Bonjour, pouvez-vous nous présenter votre parcours et nous parler en deux mots de votre blog ?

Après onze années passées à la DGSE et au Quai d’Orsay, j’ai quitté l’administration pour me frotter au monde de l’entreprise. J’ai créé le blog d’Abou Djaffar en 2009 afin d’y écrire des billets sur le terrorisme et le renseignement, comme une sorte de journal intime où j’essaierais de réfléchir à haute voix et de conseiller des pistes de réflexion.

Vos sujets de prédilection sont le contre-terrorisme et le renseignement en général.
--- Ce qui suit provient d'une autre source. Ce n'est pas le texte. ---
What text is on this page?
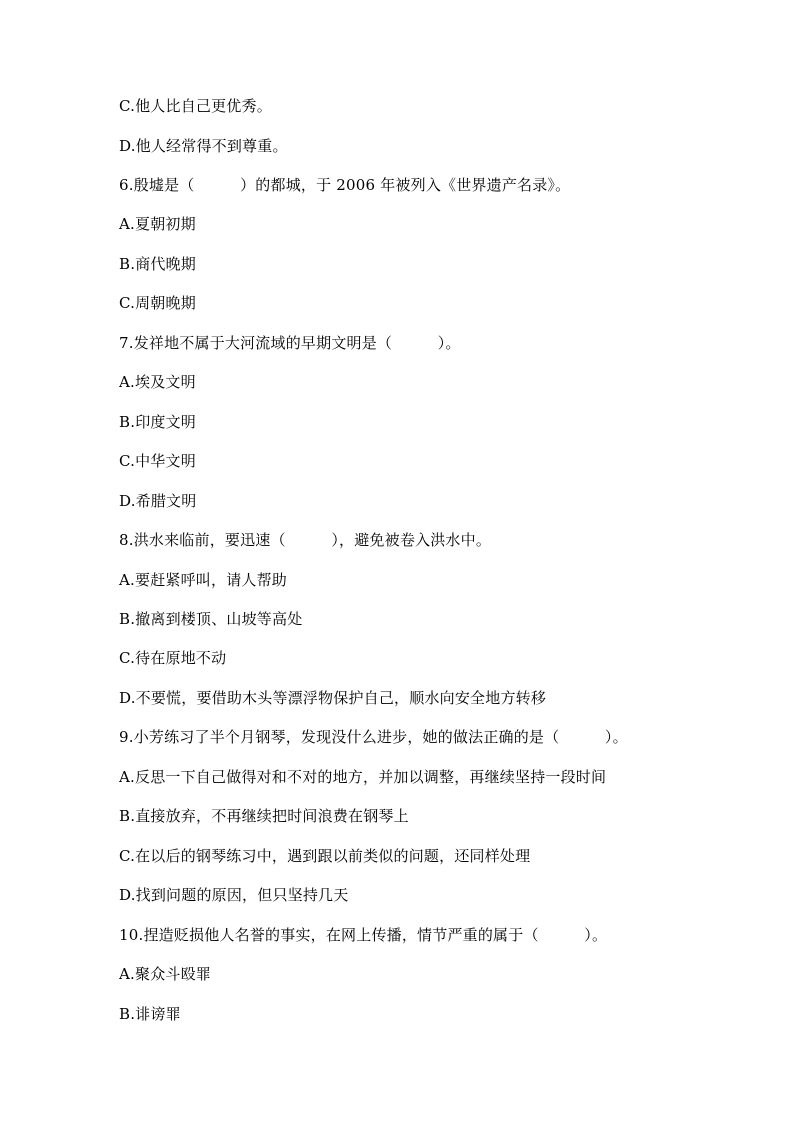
C.他人比自己更优秀。
D.他人经常得不到尊重。
6.殷墟是（　　　）的都城，于 2006 年被列入《世界遗产名录》。
A.夏朝初期
B.商代晚期
C.周朝晚期
7.发祥地不属于大河流域的早期文明是（　　　）。
A.埃及文明
B.印度文明
C.中华文明
D.希腊文明
8.洪水来临前，要迅速（　　　），避免被卷入洪水中。
A.要赶紧呼叫，请人帮助
B.撤离到楼顶、山坡等高处
C.待在原地不动
D.不要慌，要借助木头等漂浮物保护自己，顺水向安全地方转移
9.小芳练习了半个月钢琴，发现没什么进步，她的做法正确的是（　　　）。
A.反思一下自己做得对和不对的地方，并加以调整，再继续坚持一段时间
B.直接放弃，不再继续把时间浪费在钢琴上
C.在以后的钢琴练习中，遇到跟以前类似的问题，还同样处理
D.找到问题的原因，但只坚持几天
10.捏造贬损他人名誉的事实，在网上传播，情节严重的属于（　　　）。
A.聚众斗殴罪
B.诽谤罪
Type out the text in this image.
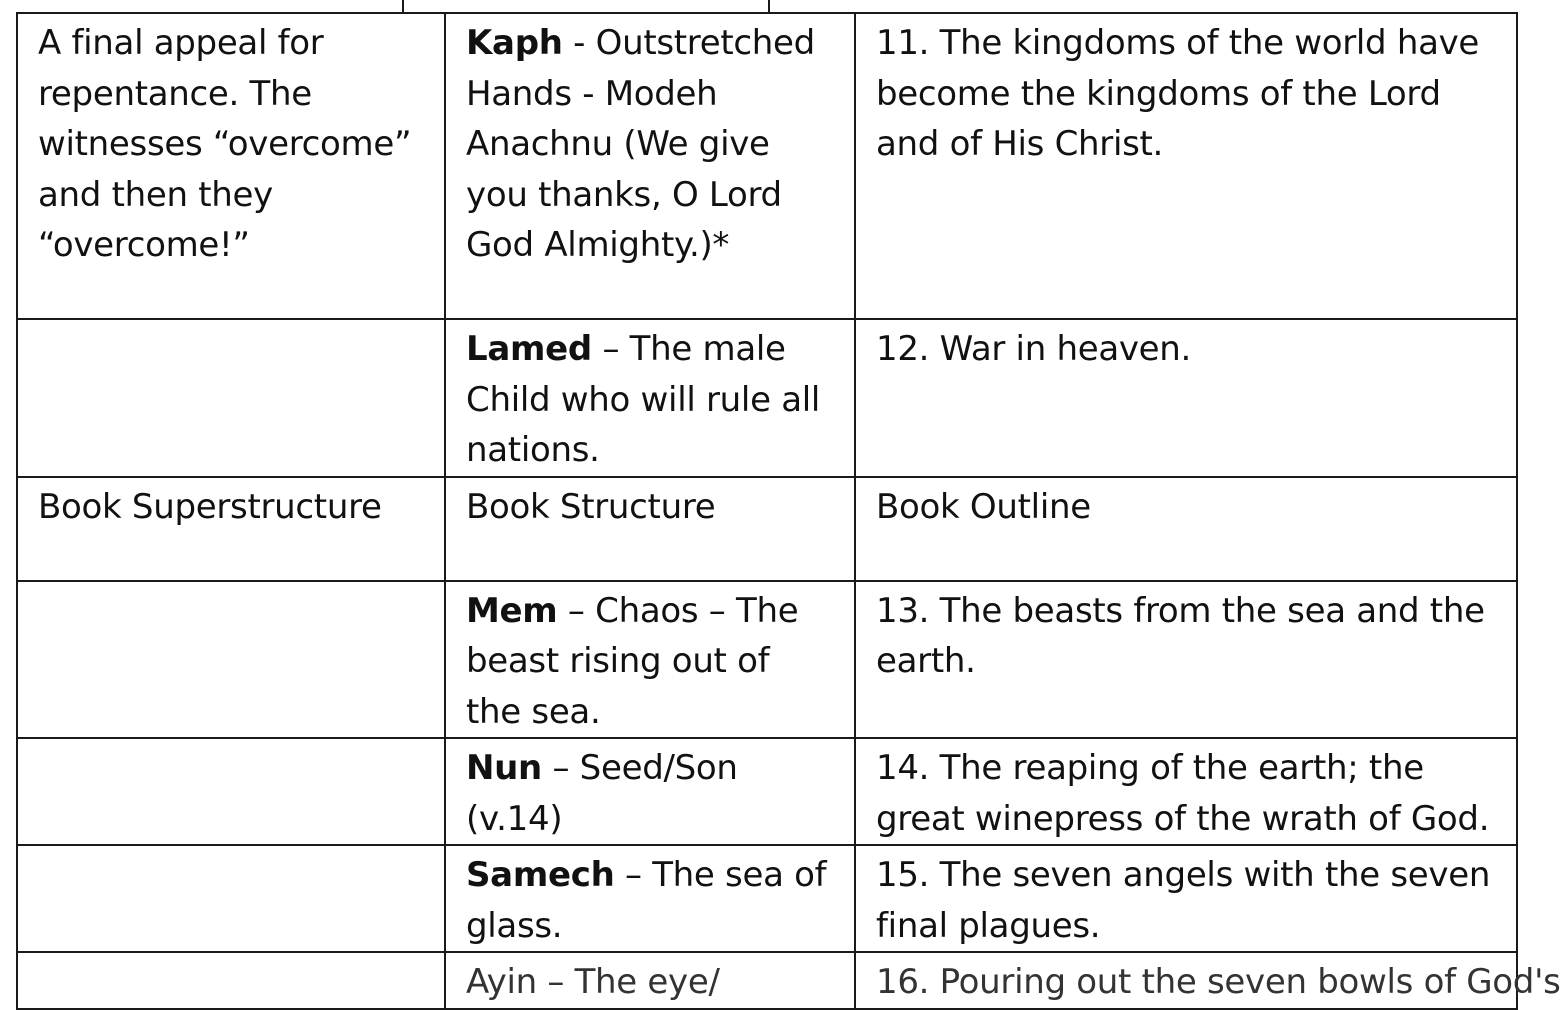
A final appeal for repentance. The witnesses “overcome” and then they “overcome!”	Kaph - Outstretched Hands - Modeh Anachnu (We give you thanks, O Lord God Almighty.)*	11. The kingdoms of the world have become the kingdoms of the Lord and of His Christ.
	Lamed – The male Child who will rule all nations.	12. War in heaven.
Book Superstructure	Book Structure	Book Outline
	Mem – Chaos – The beast rising out of the sea.	13. The beasts from the sea and the earth.
	Nun – Seed/Son (v.14)	14. The reaping of the earth; the great winepress of the wrath of God.
	Samech – The sea of glass.	15. The seven angels with the seven final plagues.
	Ayin – The eye/	16. Pouring out the seven bowls of God's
Contrairement à beaucoup, vous avez une certaine légitimité pour en parler, loin des pseudos experts que vous dénoncez avec humour et fracas dans beaucoup de vos billets. Contre-terrorisme et cyber, est-ce un vrai sujet ? La lutte contre le terrorisme passe-t-elle forcément par le web ?

Commençons par dire qu’il n’y pas eu, pour l’instant de cyber terrorisme, même si le risque croît. Les quelques attaques de déni de service réalisées par des internautes contre des sites officiels ont été, le plus souvent, anecdotiques, loin de provoquer des cataclysmes. Il faut cependant rester vigilant, évidemment, et travailler à la réduction des vulnérabilités. Là comme ailleurs, la prise en compte de la menace terroriste permet d’identifier les failles et de concevoir des réponses.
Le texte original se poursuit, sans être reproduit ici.